Historical Weather — data from 9000 NOAA weather stations from 1929 to 2016.
6. Wikipedia
Wikipedia is a free, online, community-edited encyclopedia. Wikipedia contains an astonishing breadth of knowledge, containing pages on everything from the Ottoman-Habsburg Wars to Leonard Nimoy. As part of Wikipedia’s commitment to advancing knowledge, they offer their content for free and regularly generate dumps of all the articles on the site. Additionally, Wikipedia offers edit history and activity, so you can track how a page on a topic evolves over time and who contributes to it.
You can find the various ways to download the data on the Wikipedia site.

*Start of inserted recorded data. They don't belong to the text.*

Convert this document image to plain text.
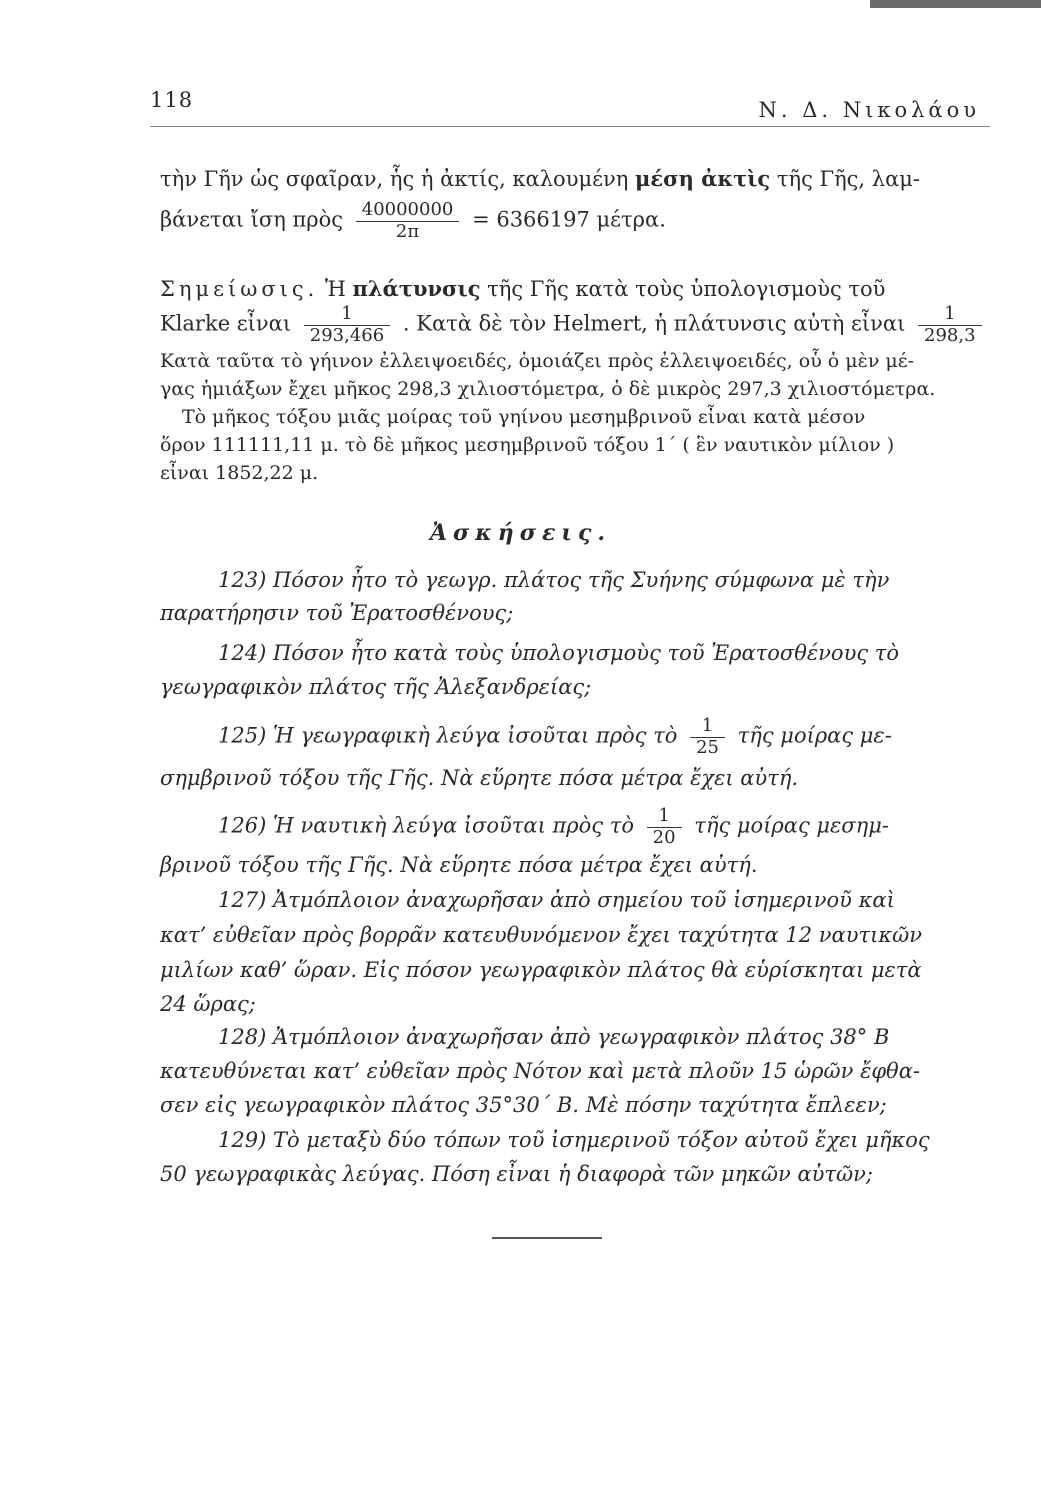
118	Ν. Δ. Νικολάου
τὴν Γῆν ὡς σφαῖραν, ἧς ἡ ἀκτίς, καλουμένη μέση ἀκτὶς τῆς Γῆς, λαμ-
βάνεται ἴση πρὸς $\frac{40000000}{2\pi} = 6366197$ μέτρα.
Σημείωσις. Ἡ πλάτυνσις τῆς Γῆς κατὰ τοὺς ὑπολογισμοὺς τοῦ
Klarke εἶναι $\frac{1}{293,466}$ . Κατὰ δὲ τὸν Helmert, ἡ πλάτυνσις αὐτὴ εἶναι $\frac{1}{298,3}$
Κατὰ ταῦτα τὸ γήινον ἐλλειψοειδές, ὁμοιάζει πρὸς ἐλλειψοειδές, οὗ ὁ μὲν μέ-
γας ἡμιάξων ἔχει μῆκος 298,3 χιλιοστόμετρα, ὁ δὲ μικρὸς 297,3 χιλιοστόμετρα.
Τὸ μῆκος τόξου μιᾶς μοίρας τοῦ γηίνου μεσημβρινοῦ εἶναι κατὰ μέσον
ὅρον 111111,11 μ. τὸ δὲ μῆκος μεσημβρινοῦ τόξου 1΄ ( ἓν ναυτικὸν μίλιον )
εἶναι 1852,22 μ.
Ἀσκήσεις.
123) Πόσον ἦτο τὸ γεωγρ. πλάτος τῆς Συήνης σύμφωνα μὲ τὴν
παρατήρησιν τοῦ Ἐρατοσθένους;
124) Πόσον ἦτο κατὰ τοὺς ὑπολογισμοὺς τοῦ Ἐρατοσθένους τὸ
γεωγραφικὸν πλάτος τῆς Ἀλεξανδρείας;
125) Ἡ γεωγραφικὴ λεύγα ἰσοῦται πρὸς τὸ $\frac{1}{25}$ τῆς μοίρας με-
σημβρινοῦ τόξου τῆς Γῆς. Νὰ εὕρητε πόσα μέτρα ἔχει αὐτή.
126) Ἡ ναυτικὴ λεύγα ἰσοῦται πρὸς τὸ $\frac{1}{20}$ τῆς μοίρας μεσημ-
βρινοῦ τόξου τῆς Γῆς. Νὰ εὕρητε πόσα μέτρα ἔχει αὐτή.
127) Ἀτμόπλοιον ἀναχωρῆσαν ἀπὸ σημείου τοῦ ἰσημερινοῦ καὶ
κατ’ εὐθεῖαν πρὸς βορρᾶν κατευθυνόμενον ἔχει ταχύτητα 12 ναυτικῶν
μιλίων καθ’ ὥραν. Εἰς πόσον γεωγραφικὸν πλάτος θὰ εὑρίσκηται μετὰ
24 ὥρας;
128) Ἀτμόπλοιον ἀναχωρῆσαν ἀπὸ γεωγραφικὸν πλάτος 38° Β
κατευθύνεται κατ’ εὐθεῖαν πρὸς Νότον καὶ μετὰ πλοῦν 15 ὡρῶν ἔφθα-
σεν εἰς γεωγραφικὸν πλάτος 35°30΄ Β. Μὲ πόσην ταχύτητα ἔπλεεν;
129) Τὸ μεταξὺ δύο τόπων τοῦ ἰσημερινοῦ τόξον αὐτοῦ ἔχει μῆκος
50 γεωγραφικὰς λεύγας. Πόση εἶναι ἡ διαφορὰ τῶν μηκῶν αὐτῶν;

You’ll also find scripts to reformat the data in various ways.
Here are some examples:
- All Images and Other Media from Wikipedia — all the images and other media files on Wikipedia.

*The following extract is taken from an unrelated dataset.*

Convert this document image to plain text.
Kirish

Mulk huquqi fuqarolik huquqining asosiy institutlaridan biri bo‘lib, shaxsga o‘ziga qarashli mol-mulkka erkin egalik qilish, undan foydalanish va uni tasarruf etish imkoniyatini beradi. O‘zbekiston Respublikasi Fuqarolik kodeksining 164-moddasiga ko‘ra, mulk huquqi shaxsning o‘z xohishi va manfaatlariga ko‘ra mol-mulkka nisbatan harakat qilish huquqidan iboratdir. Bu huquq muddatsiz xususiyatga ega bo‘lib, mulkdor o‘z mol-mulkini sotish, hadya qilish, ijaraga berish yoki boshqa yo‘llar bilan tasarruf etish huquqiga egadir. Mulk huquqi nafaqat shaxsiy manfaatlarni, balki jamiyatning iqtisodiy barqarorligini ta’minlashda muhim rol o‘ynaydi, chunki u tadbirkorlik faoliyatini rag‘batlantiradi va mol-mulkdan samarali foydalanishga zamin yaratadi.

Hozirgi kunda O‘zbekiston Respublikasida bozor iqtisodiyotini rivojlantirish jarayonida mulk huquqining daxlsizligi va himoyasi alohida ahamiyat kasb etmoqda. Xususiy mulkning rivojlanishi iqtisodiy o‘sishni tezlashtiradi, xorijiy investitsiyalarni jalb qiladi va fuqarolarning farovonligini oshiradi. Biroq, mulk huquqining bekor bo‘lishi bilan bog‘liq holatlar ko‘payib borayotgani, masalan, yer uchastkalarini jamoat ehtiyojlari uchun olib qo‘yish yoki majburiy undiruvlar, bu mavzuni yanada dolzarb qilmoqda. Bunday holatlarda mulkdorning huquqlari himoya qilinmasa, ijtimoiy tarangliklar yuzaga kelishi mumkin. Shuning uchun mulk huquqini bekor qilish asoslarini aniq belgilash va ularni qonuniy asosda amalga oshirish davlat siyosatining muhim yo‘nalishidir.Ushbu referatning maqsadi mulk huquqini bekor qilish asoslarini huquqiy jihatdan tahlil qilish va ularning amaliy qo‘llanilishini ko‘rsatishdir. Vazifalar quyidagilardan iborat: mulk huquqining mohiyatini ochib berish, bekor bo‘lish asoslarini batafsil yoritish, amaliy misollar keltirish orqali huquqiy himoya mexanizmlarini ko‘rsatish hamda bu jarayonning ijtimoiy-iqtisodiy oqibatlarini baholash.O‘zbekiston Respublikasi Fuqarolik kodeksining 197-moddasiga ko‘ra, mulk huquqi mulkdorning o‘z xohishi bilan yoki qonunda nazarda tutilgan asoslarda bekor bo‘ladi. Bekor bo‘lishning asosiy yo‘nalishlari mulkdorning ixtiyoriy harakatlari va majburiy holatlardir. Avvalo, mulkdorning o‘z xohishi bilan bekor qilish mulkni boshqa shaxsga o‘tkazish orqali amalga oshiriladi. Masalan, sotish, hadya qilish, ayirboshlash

- Full Site Dumps — of the content on Wikipedia, in various formats.
Public Datasets for Machine Learning Projects
When you’re working on a machine learning project, you want to be able to predict a column from the other columns in a dataset. In order to be able to do this, we need to make sure that:
- The dataset isn’t too messy — if it is, we’ll spend all of our time cleaning the data.
- There’s an interesting target column to make predictions for.
- The other variables have some explanatory power for the target column.
There are a few online repositories of datasets that are specifically for machine learning. These datasets are typically cleaned up beforehand, and allow for testing of algorithms very quickly.
7. Kaggle
Kaggle is a data science community that hosts machine learning competitions. There are a variety of externally-contributed, interesting datasets on the site. Kaggle has both live and historical competitions. You can download data for either, but you have to sign up for Kaggle and accept the terms of service for the competition.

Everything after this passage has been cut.